Pada akhir 2015, International People’s Tribunal (IPT65) diselenggarakan di Den Haag Belanda dan mendesak Pemerintah Indonesia agar meminta maaf kepada korban, melakukan penyidikan dan mengadili semua pelanggaran HAM. IPT, atau Pengadilan Rakyat Internasional, tidak memiliki kapasitas hukum untuk mengeksekusi keputusan tersebut.
April 2016, pemerintah menggelar “Simposium Nasional: Membedah Tragedi 1965, Pendekatan Kesejarahan” di Hotel Aryaduta. Selain perwakilan pemerintah, simposium tersebut dihadiri perwakilan penyintas dan korban kekerasan, eks-tapol '65, akademisi, serta para pegiat HAM. Usai simposium, pernyataan Presiden Jokowi memerintahkan penyelidikan atas dugaan keberadaan kuburan massal korban 1965, adapun Luhut Panjaitan yang menjabat Menkopolhukam saat itu meminta masyarakat menyerahkan bukti-bukti keberadaan kuburan massal (Baca: Mencari Wadah Rekonsiliasi 1965 yang Paling Realistis).
“IPT berfungsi merajut temuan-temuan yang ada dan meletakkannya dalam standar-standar hukum internasional. Selanjutnya IPT memberi proyeksi bentuk keadilan yang tepat ketika harapan korban sudah habis," ujar Mariana Amiruddin, wakil dari Komnas Perempuan.
Mariana juga menyinggung fakta-fakta tentang pemerkosaan dan perbudakan seksual terhadap pada korban dan penyintas peristiwa. “Ini menjadi perhatian Komnas Perempuan. Tapi kami tidak memiliki kewenangan untuk melakukan penyelidikan,” demikian Mariana.
Sesuai Undang-Undang No. 26 Tahun 2000 yang disahkan untuk memberikan ruang bagi pengusutan kasus-kasus pelanggaran HAM berat di masa lalu, Komnas HAM berwenang melakukan penyelidikan.
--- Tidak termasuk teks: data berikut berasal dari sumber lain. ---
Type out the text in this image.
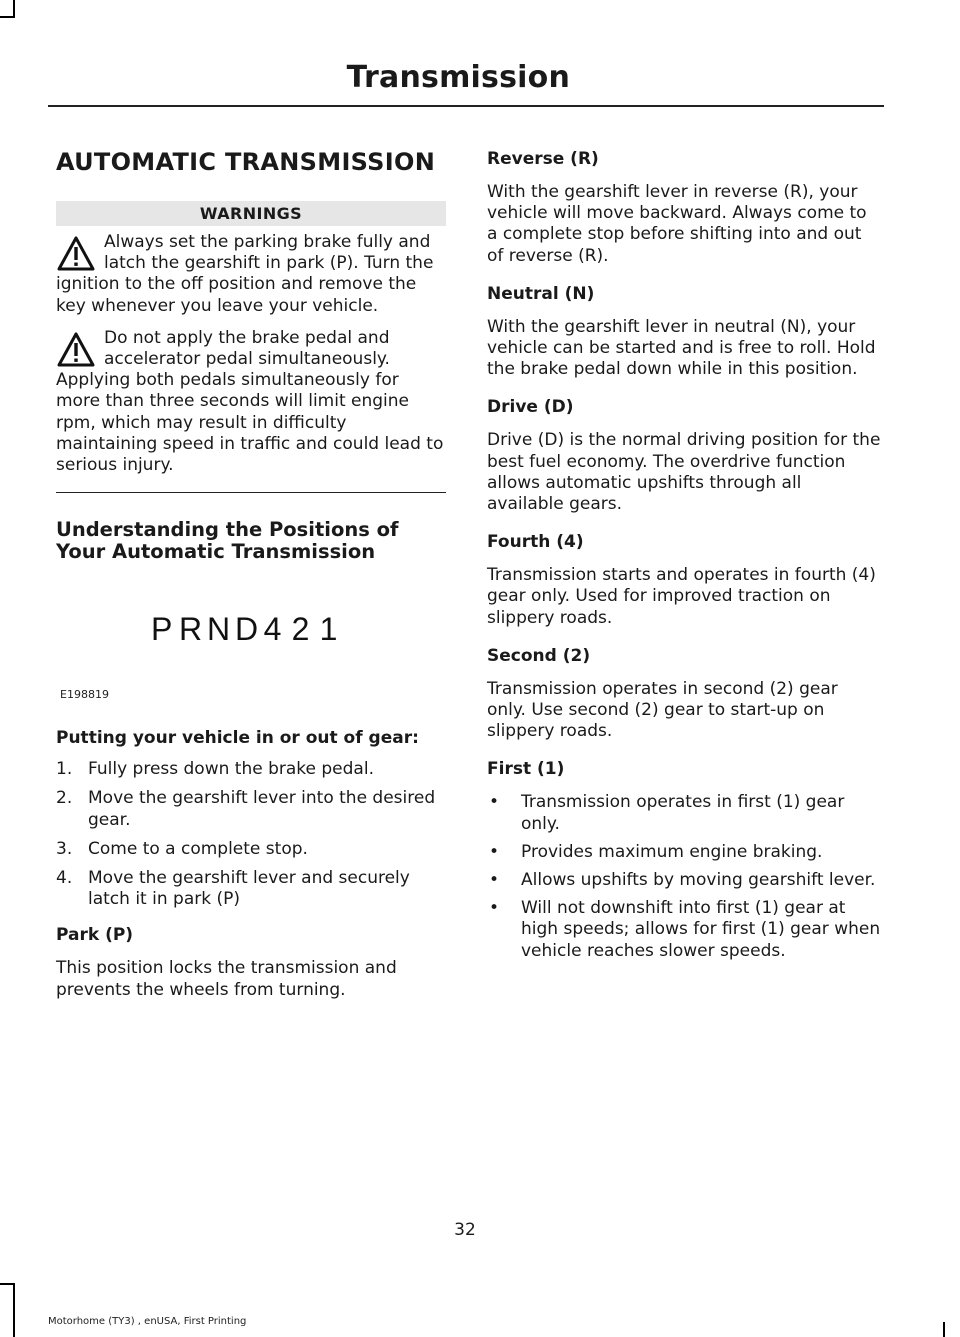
Transmission
AUTOMATIC TRANSMISSION
WARNINGS

Always set the parking brake fully and latch the gearshift in park (P). Turn the ignition to the off position and remove the key whenever you leave your vehicle.

Do not apply the brake pedal and accelerator pedal simultaneously. Applying both pedals simultaneously for more than three seconds will limit engine rpm, which may result in difficulty maintaining speed in traffic and could lead to serious injury.

Understanding the Positions of Your Automatic Transmission
PRND421
E198819

Putting your vehicle in or out of gear:

1. Fully press down the brake pedal.
2. Move the gearshift lever into the desired gear.
3. Come to a complete stop.
4. Move the gearshift lever and securely latch it in park (P)

Park (P)

This position locks the transmission and prevents the wheels from turning.

Reverse (R)

With the gearshift lever in reverse (R), your vehicle will move backward. Always come to a complete stop before shifting into and out of reverse (R).

Neutral (N)

With the gearshift lever in neutral (N), your vehicle can be started and is free to roll. Hold the brake pedal down while in this position.

Drive (D)

Drive (D) is the normal driving position for the best fuel economy. The overdrive function allows automatic upshifts through all available gears.

Fourth (4)

Transmission starts and operates in fourth (4) gear only. Used for improved traction on slippery roads.

Second (2)

Transmission operates in second (2) gear only. Use second (2) gear to start-up on slippery roads.

First (1)

• Transmission operates in first (1) gear only.
• Provides maximum engine braking.
• Allows upshifts by moving gearshift lever.
• Will not downshift into first (1) gear at high speeds; allows for first (1) gear when vehicle reaches slower speeds.
32
Motorhome (TY3) , enUSA, First Printing
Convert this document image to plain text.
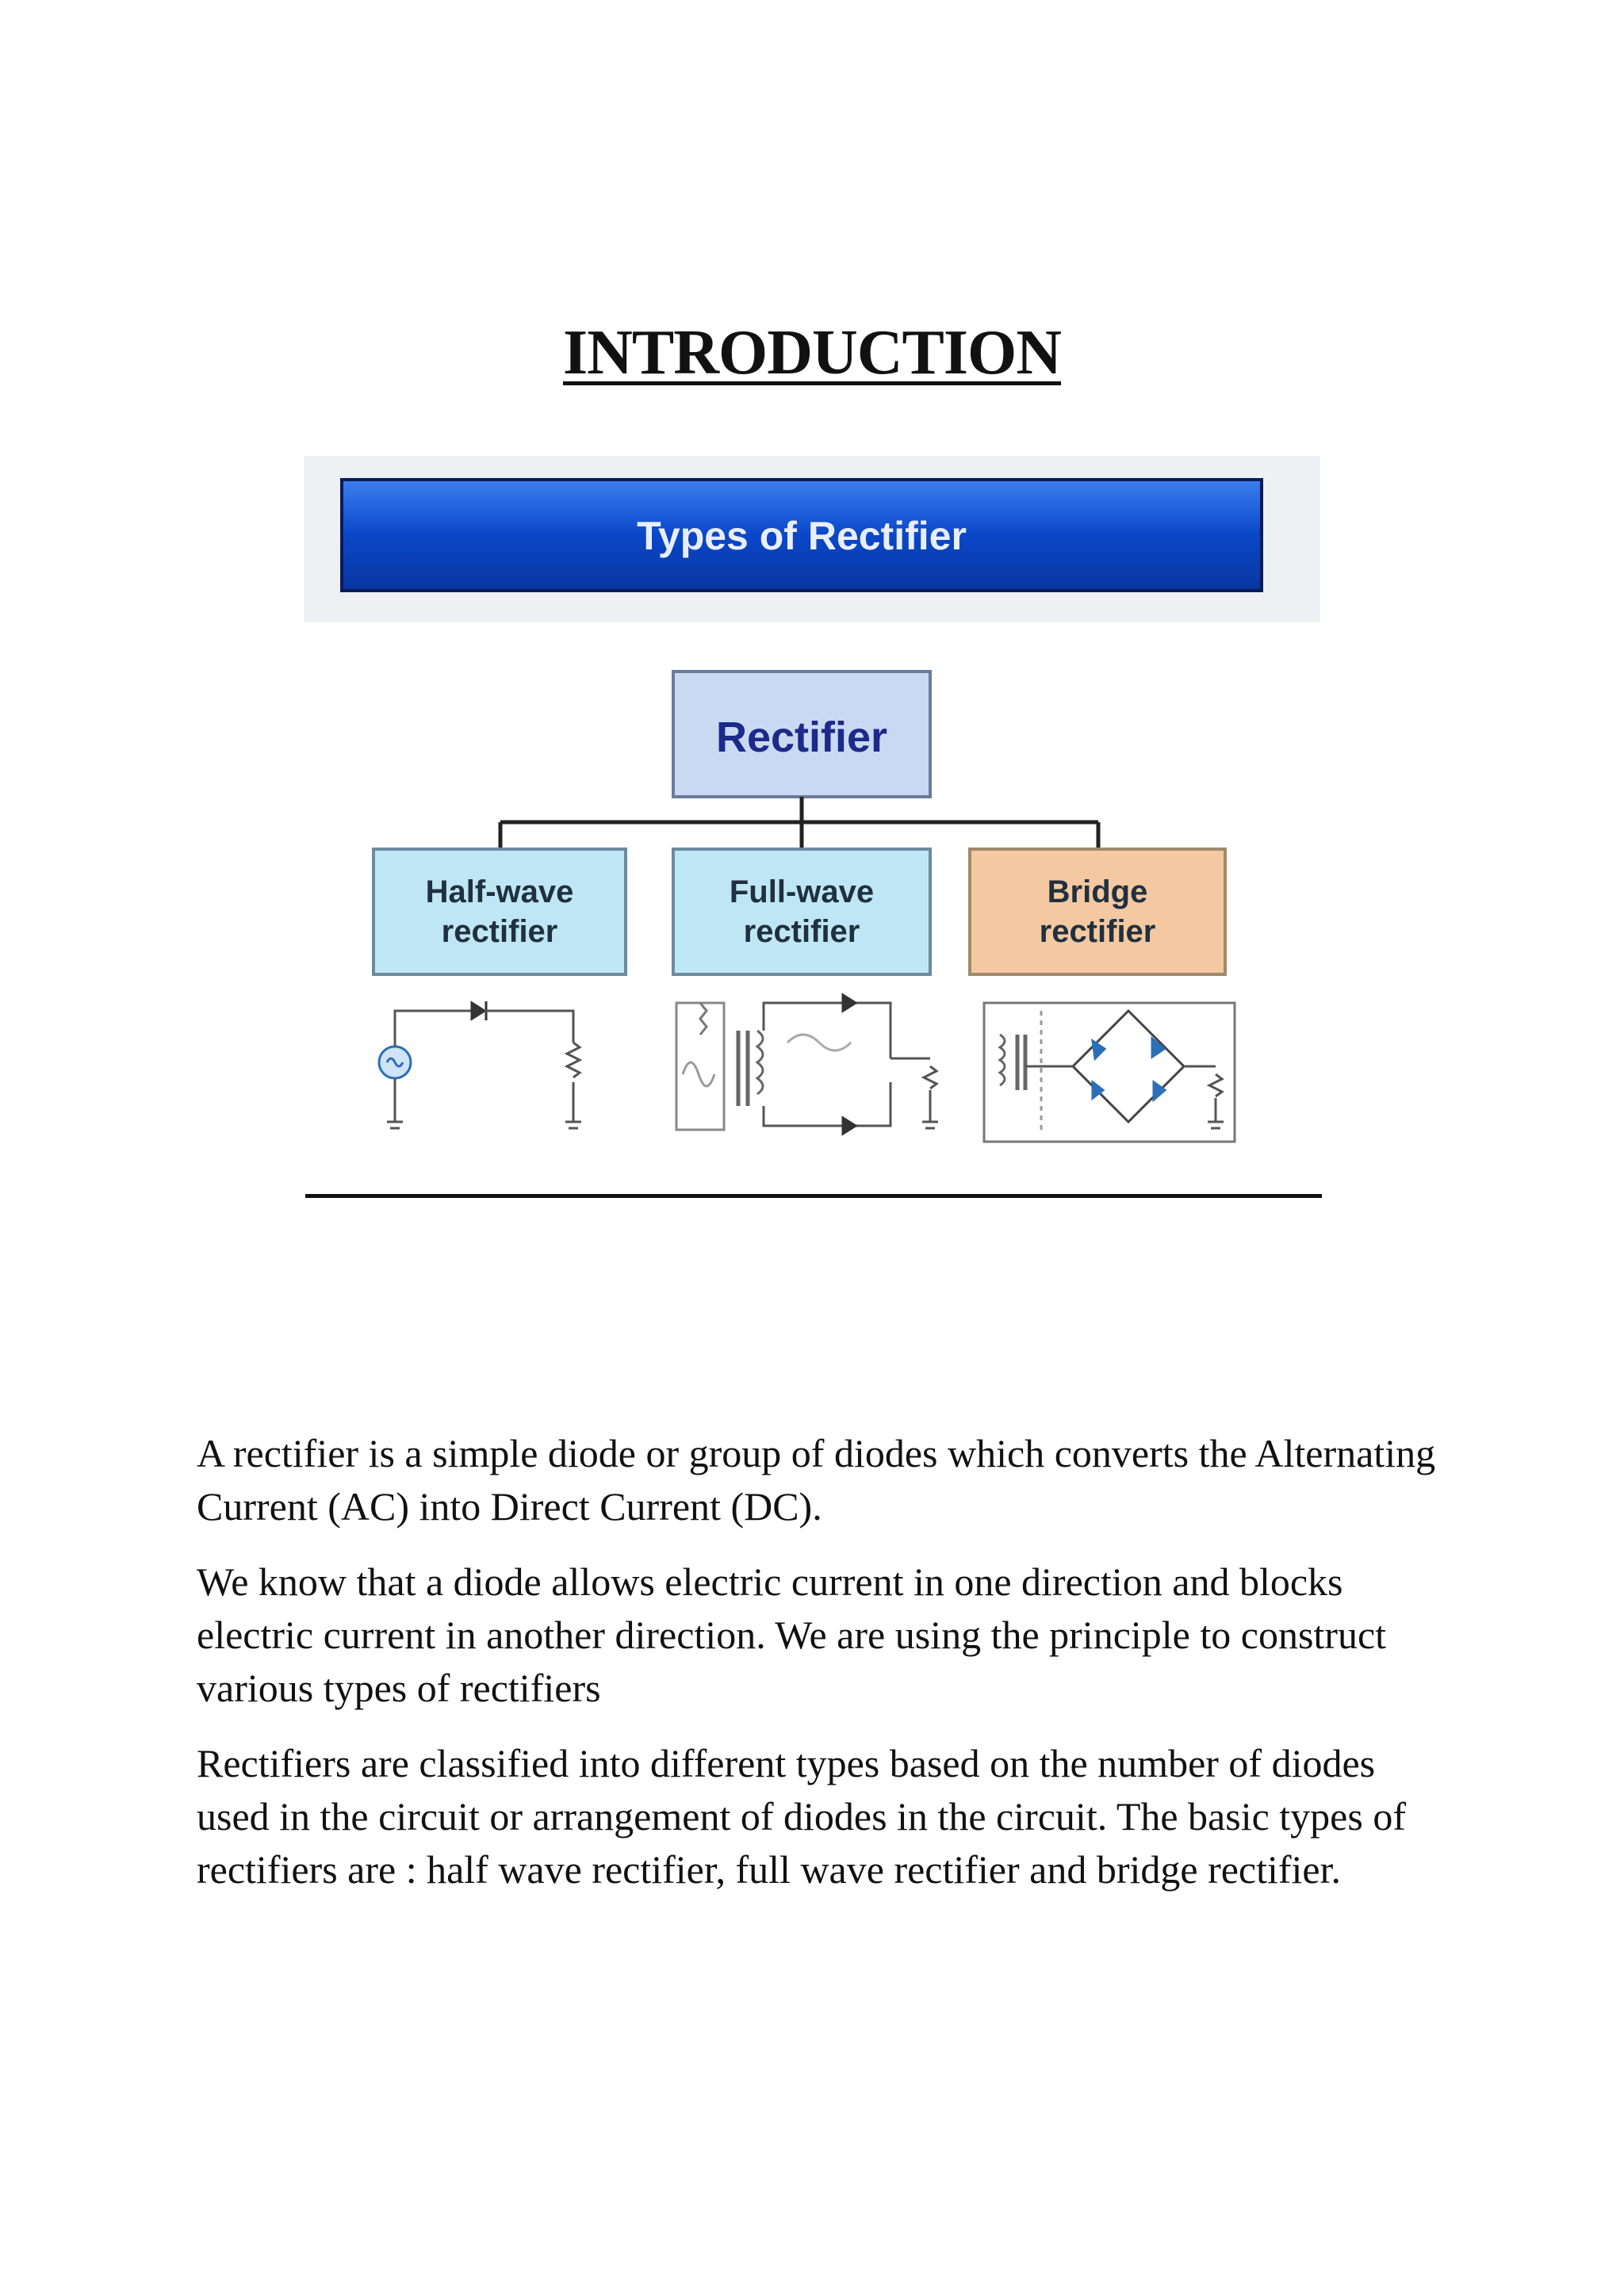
INTRODUCTION
Types of Rectifier
Rectifier
Half-wave
rectifier
Full-wave
rectifier
Bridge
rectifier

A rectifier is a simple diode or group of diodes which converts the Alternating Current (AC) into Direct Current (DC).

We know that a diode allows electric current in one direction and blocks electric current in another direction. We are using the principle to construct various types of rectifiers

Rectifiers are classified into different types based on the number of diodes used in the circuit or arrangement of diodes in the circuit. The basic types of rectifiers are : half wave rectifier, full wave rectifier and bridge rectifier.
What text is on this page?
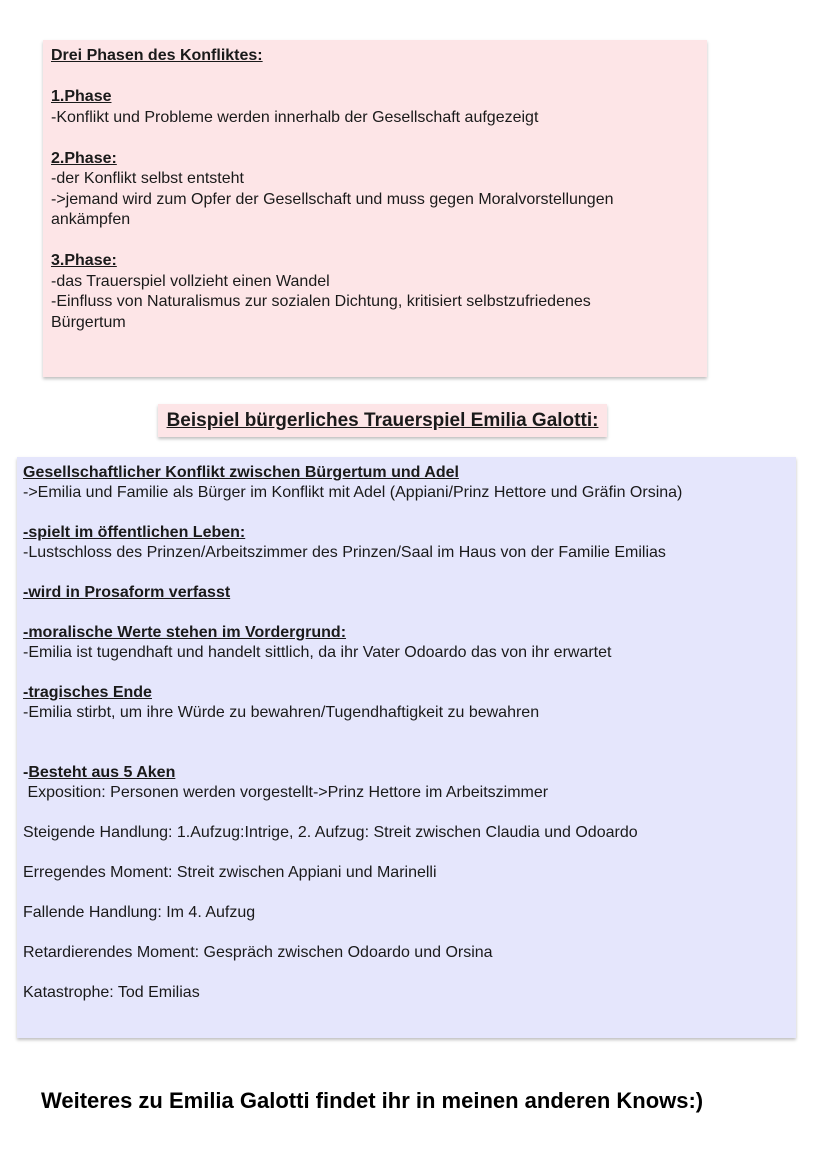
Drei Phasen des Konfliktes:
1.Phase
-Konflikt und Probleme werden innerhalb der Gesellschaft aufgezeigt
2.Phase:
-der Konflikt selbst entsteht
->jemand wird zum Opfer der Gesellschaft und muss gegen Moralvorstellungen
ankämpfen
3.Phase:
-das Trauerspiel vollzieht einen Wandel
-Einfluss von Naturalismus zur sozialen Dichtung, kritisiert selbstzufriedenes
Bürgertum
Beispiel bürgerliches Trauerspiel Emilia Galotti:
Gesellschaftlicher Konflikt zwischen Bürgertum und Adel
->Emilia und Familie als Bürger im Konflikt mit Adel (Appiani/Prinz Hettore und Gräfin Orsina)
-spielt im öffentlichen Leben:
-Lustschloss des Prinzen/Arbeitszimmer des Prinzen/Saal im Haus von der Familie Emilias
-wird in Prosaform verfasst
-moralische Werte stehen im Vordergrund:
-Emilia ist tugendhaft und handelt sittlich, da ihr Vater Odoardo das von ihr erwartet
-tragisches Ende
-Emilia stirbt, um ihre Würde zu bewahren/Tugendhaftigkeit zu bewahren
-Besteht aus 5 Aken
Exposition: Personen werden vorgestellt->Prinz Hettore im Arbeitszimmer
Steigende Handlung: 1.Aufzug:Intrige, 2. Aufzug: Streit zwischen Claudia und Odoardo
Erregendes Moment: Streit zwischen Appiani und Marinelli
Fallende Handlung: Im 4. Aufzug
Retardierendes Moment: Gespräch zwischen Odoardo und Orsina
Katastrophe: Tod Emilias
Weiteres zu Emilia Galotti findet ihr in meinen anderen Knows:)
Pemerintahan Jokowi telah memasukkan pokok-pokok mengenai penyelesaian pelanggaran HAM ke dalam Rencana Pembangunan Jangka Menengah Nasional (RPJMN) 2015-2019. Namun setelah simposium April, langkah untuk memenuhi sasaran salah satu pokok dalam RPJMN itu kelihatan jalan di tempat.
Temuan-Temuan Baru
Memproduksi pengetahuan tentang 1965 adalah satu hal. Mengamankan sumber pengetahuan dan mendistribusikan kontennya adalah hal lain. Pada Juli 2012, Komnas HAM mengeluarkan laporan setebal 800 halaman yang menyatakan peristiwa 1965 sebagai pelanggaran HAM berat (gross human rights violation).
Sejak saat itu belum ada tindak lanjut dari laporan tersebut. Materi yang tebal itu pun tidak diolah ke dalam bentuk pokok-pokok ringkas yang bisa diakses publik.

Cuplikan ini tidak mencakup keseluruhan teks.